El ministro de Exteriores del Reino Unido, David Miliband, lamentó este miércoles la respuesta del Gobierno israelí al anuncio británico de que vetará el comercio con los asentamientos ubicados en territorios ocupados. Sin embargo, sostuvo que la medida, adoptada junto con otros aliados internacionales, constituye “lo correcto” y ratificó su respaldo a la decisión.

“Preferiría que Israel no hubiera anunciado lo que anunció. Pero, en general, creo firmemente que lo que hicimos, junto con otros aliados internacionales, fue absolutamente lo correcto”, afirmó Miliband durante una entrevista televisiva. Sus declaraciones se conocieron después de que Israel resolviera cerrar el consulado en Jerusalén e imponer sanciones a políticos británicos.

El jefe de la diplomacia británica aseguró que lamenta esas represalias, aunque dijo sentirse “orgulloso” del paso adoptado. Según explicó, la decisión representa un cambio en la política exterior del Reino Unido, que busca endurecer su posición frente a Tel Aviv y proteger la posibilidad de una solución de dos Estados.

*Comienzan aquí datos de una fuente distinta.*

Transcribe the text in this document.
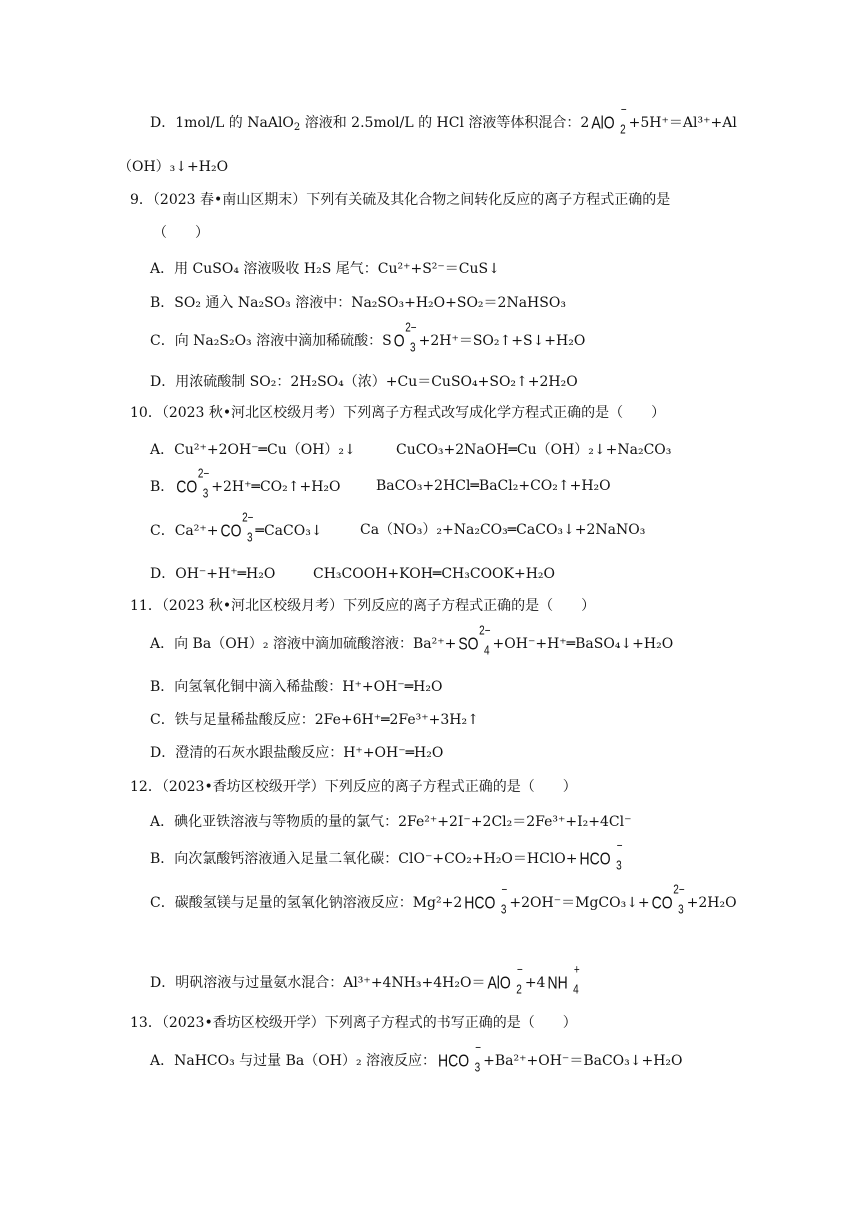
D．1mol/L 的 NaAlO$_2$ 溶液和 2.5mol/L 的 HCl 溶液等体积混合：2 AlO
−
2 +5H⁺＝Al³⁺+Al
（OH）₃↓+H₂O
9．（2023 春•南山区期末）下列有关硫及其化合物之间转化反应的离子方程式正确的是
（　　）
A．用 CuSO₄ 溶液吸收 H₂S 尾气：Cu²⁺+S²⁻＝CuS↓
B．SO₂ 通入 Na₂SO₃ 溶液中：Na₂SO₃+H₂O+SO₂＝2NaHSO₃
C．向 Na₂S₂O₃ 溶液中滴加稀硫酸：S O
2−
3 +2H⁺＝SO₂↑+S↓+H₂O
D．用浓硫酸制 SO₂：2H₂SO₄（浓）+Cu＝CuSO₄+SO₂↑+2H₂O
10．（2023 秋•河北区校级月考）下列离子方程式改写成化学方程式正确的是（　　）
A．Cu²⁺+2OH⁻═Cu（OH）₂↓	CuCO₃+2NaOH═Cu（OH）₂↓+Na₂CO₃
B． CO
2−
3 +2H⁺═CO₂↑+H₂O	BaCO₃+2HCl═BaCl₂+CO₂↑+H₂O
C．Ca²⁺+ CO
2−
3 ═CaCO₃↓	Ca（NO₃）₂+Na₂CO₃═CaCO₃↓+2NaNO₃
D．OH⁻+H⁺═H₂O	CH₃COOH+KOH═CH₃COOK+H₂O
11．（2023 秋•河北区校级月考）下列反应的离子方程式正确的是（　　）
A．向 Ba（OH）₂ 溶液中滴加硫酸溶液：Ba²⁺+ SO
2−
4 +OH⁻+H⁺═BaSO₄↓+H₂O
B．向氢氧化铜中滴入稀盐酸：H⁺+OH⁻═H₂O
C．铁与足量稀盐酸反应：2Fe+6H⁺═2Fe³⁺+3H₂↑
D．澄清的石灰水跟盐酸反应：H⁺+OH⁻═H₂O
12．（2023•香坊区校级开学）下列反应的离子方程式正确的是（　　）
A．碘化亚铁溶液与等物质的量的氯气：2Fe²⁺+2I⁻+2Cl₂＝2Fe³⁺+I₂+4Cl⁻
B．向次氯酸钙溶液通入足量二氧化碳：ClO⁻+CO₂+H₂O＝HClO+ HCO
−
3
C．碳酸氢镁与足量的氢氧化钠溶液反应：Mg²+2 HCO
−
3 +2OH⁻＝MgCO₃↓+ CO
2−
3 +2H₂O
D．明矾溶液与过量氨水混合：Al³⁺+4NH₃+4H₂O＝ AlO
−
2 +4 NH
+
4
13．（2023•香坊区校级开学）下列离子方程式的书写正确的是（　　）
A．NaHCO₃ 与过量 Ba（OH）₂ 溶液反应： HCO
−
3 +Ba²⁺+OH⁻＝BaCO₃↓+H₂O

“Creemos que la única vía para garantizar la seguridad tanto del pueblo israelí como del pueblo palestino es una solución de dos Estados: dos Estados viables y seguros que coexistan uno junto al otro”, señaló. En ese sentido, advirtió que ese escenario “está siendo destruido por los hechos sobre el terreno”.

Miliband también cuestionó la expansión de los asentamientos, una política que, afirmó, “se ha acelerado cada vez más”. “No estábamos dispuestos a permanecer de brazos cruzados ante eso y ante lo que, francamente, constituye la opresión del pueblo palestino”, sostuvo.